If cannabis companies were able to access traditional funding sources and receive an underwriter’s stamp of approval, S-1 registration would seemingly benefit companies seeking to attract professional investors and greater capital, and it would benefit the investors who could then use the public offering registration prospectus to evaluate the merits of an offering and make more educated investment decisions.
It is also worth noting that few, if any, cannabis sales or cultivation companies are listed on U.S. securities exchanges or markets (such as the New York Stock Exchange or NASDAQ). While a company can have public securities without them being exchange listed (those shares are often traded on certain facilities offered by the OTC, including their “Bulletin Board” system) the failure to be listed on an exchange greatly limits the liquidity, analyst coverage, and the potential purchasers for those securities. Canada has similar public registration requirements and a few Canadian cannabis companies are already listed on the Toronto Stock Exchange, which has helped Canada’s cannabis market expand at a rapid pace.

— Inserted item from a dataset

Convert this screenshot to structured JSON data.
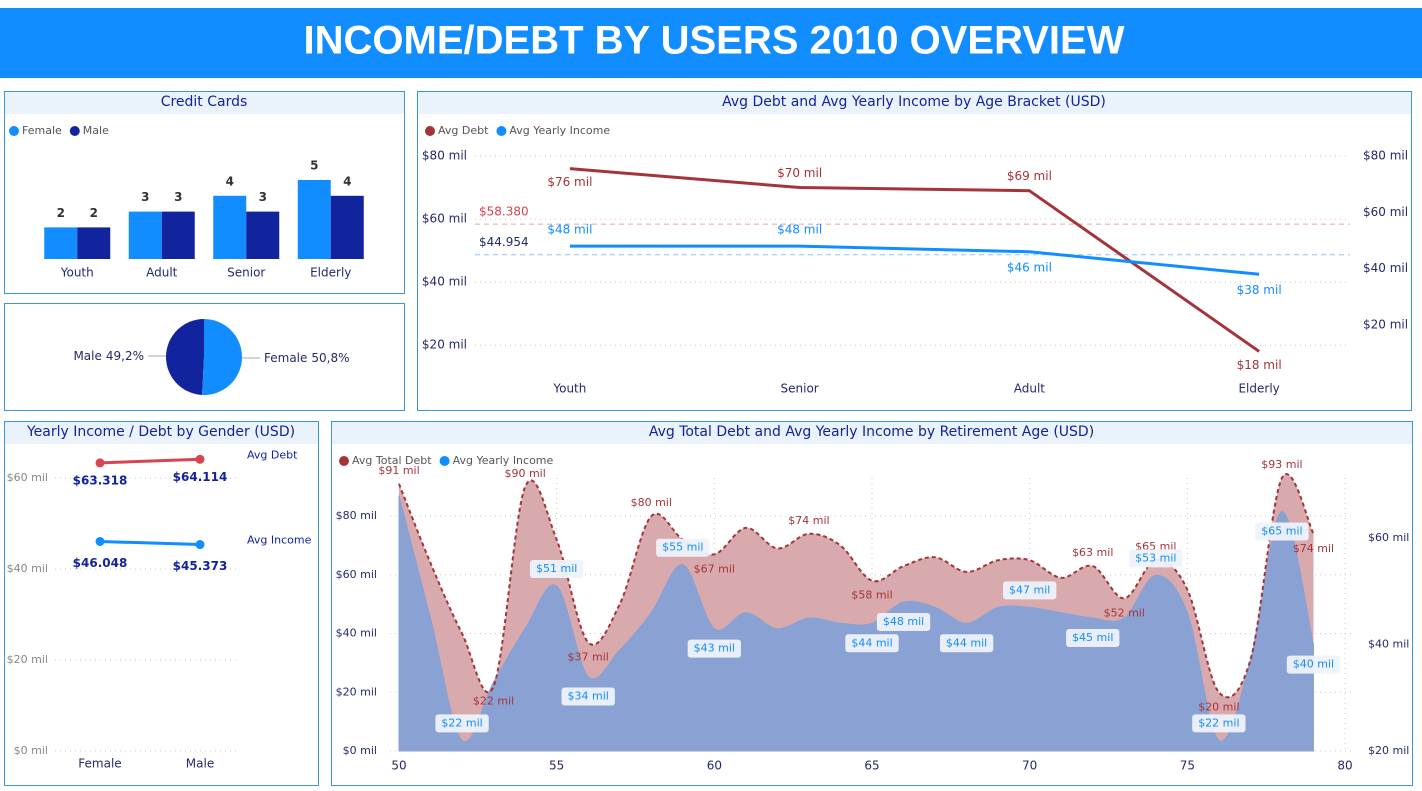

Despite the federal prohibition on the sale of marijuana and the White House’s mixed signals on enforcement, many are betting there is interest and opportunities in publicly held cannabis businesses. In fact, investments in Canadian listed cannabis businesses helped an Australian fund soar 145 percent in 2016 – making it the world’s best-performing hedge fund according to Bloomberg.
Industry investors are watching the numbers as the U.S. legalized cannabis industry’s revenue hit $6.7 billion last year and may surpass $20 billion in five years. Nonetheless, investors are likely to remain cautious because until there is significant change in federal law, such as an amendment or repeal of the Controlled Substances Act of 1970, and one can expect that cannabis companies hoping to register and widely trade their securities will continue to face challenges raising necessary capital.
While an Alternative Public Offering structure may offer some benefits to potential cannabis companies or their potential investors (especially as more traditional investment structures may be limited), the structures have reputational and other issues that need to be considered, and the costs associated with reverse mergers may not in all cases be justified by the actual benefits.